つまり、アルバイトから正社員に変わったとしても、勤続年数は通算されますし、その時点で持っている有給休暇の日数を引き続き使うこともできるのです。
 

退職するとき、有給休暇を使い切っていい?

Q:来月末で退職しようと思います。有給休暇が10日残っているので、退職の日までに全部使ってもいいでしょうか?

A:もちろん大丈夫。引き継ぎなどで難しい場合は買い取りを相談
自己都合退職のとき、残っている有給休暇の日数を計算して退職日を決めることがあります。最大40日の有給休暇を持っている場合であれば、退職日が1~2か月先になることも。会社が時季変更権を使うとしても、退職日が決まっている限り、退職日より後の日に変更させることはできません。
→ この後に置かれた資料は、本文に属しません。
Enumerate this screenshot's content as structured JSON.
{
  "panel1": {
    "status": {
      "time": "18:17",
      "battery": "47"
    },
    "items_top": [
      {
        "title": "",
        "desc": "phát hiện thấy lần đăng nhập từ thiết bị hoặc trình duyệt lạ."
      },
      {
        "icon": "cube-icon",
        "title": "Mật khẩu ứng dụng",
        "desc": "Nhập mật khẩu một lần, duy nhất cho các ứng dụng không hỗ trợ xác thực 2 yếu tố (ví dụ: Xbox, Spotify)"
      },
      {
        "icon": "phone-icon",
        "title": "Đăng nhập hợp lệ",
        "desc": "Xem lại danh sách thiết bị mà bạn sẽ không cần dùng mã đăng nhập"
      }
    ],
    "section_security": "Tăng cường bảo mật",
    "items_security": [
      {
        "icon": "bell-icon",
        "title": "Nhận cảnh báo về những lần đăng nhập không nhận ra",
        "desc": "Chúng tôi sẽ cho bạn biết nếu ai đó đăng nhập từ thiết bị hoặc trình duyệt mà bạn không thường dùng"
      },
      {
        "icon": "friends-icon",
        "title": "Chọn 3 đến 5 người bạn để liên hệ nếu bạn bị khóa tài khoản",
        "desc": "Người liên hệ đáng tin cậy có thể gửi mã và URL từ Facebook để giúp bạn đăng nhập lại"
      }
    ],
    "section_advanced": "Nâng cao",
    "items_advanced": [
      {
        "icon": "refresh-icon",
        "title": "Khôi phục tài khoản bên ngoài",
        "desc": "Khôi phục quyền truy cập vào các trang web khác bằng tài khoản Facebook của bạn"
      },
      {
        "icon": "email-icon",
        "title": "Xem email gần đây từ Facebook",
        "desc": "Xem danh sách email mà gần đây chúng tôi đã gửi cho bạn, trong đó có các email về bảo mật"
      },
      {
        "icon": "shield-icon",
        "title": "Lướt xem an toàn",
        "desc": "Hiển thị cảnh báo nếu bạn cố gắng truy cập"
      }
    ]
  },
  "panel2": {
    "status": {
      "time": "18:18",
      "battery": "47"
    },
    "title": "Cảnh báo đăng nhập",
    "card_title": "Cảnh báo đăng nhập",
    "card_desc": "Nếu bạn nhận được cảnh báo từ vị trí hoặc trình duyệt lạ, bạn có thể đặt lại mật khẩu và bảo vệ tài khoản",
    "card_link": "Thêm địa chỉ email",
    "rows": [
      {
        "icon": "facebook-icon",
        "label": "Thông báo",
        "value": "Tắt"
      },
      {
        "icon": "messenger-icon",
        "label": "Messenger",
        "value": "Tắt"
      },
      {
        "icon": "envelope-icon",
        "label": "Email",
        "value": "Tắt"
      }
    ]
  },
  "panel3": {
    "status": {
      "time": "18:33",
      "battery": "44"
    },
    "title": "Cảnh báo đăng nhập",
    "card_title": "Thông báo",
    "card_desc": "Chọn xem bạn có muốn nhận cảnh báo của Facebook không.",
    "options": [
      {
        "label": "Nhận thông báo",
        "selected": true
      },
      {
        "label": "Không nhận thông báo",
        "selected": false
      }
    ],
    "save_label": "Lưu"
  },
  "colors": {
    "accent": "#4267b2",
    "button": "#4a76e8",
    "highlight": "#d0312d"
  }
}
ただし、日曜日が休日のとき、有給休暇を使い切れないからという理由で、日曜日を有給休暇にすることはできません。退職日を決めるときは注意しましょう。これまでお世話になってきた会社でもあります。もし、「引き継ぎもあるから、どうしても出勤して欲しい!」と言われたら、残った有給休暇の買取りをお願いしてみましょう。

以下の場合に限り、買い取りが認められています。
  • 退職により消滅するもの
  • 時効により消滅するもの

仕事を片づけて、有休をしっかり使い、すっきりと退職したいものです。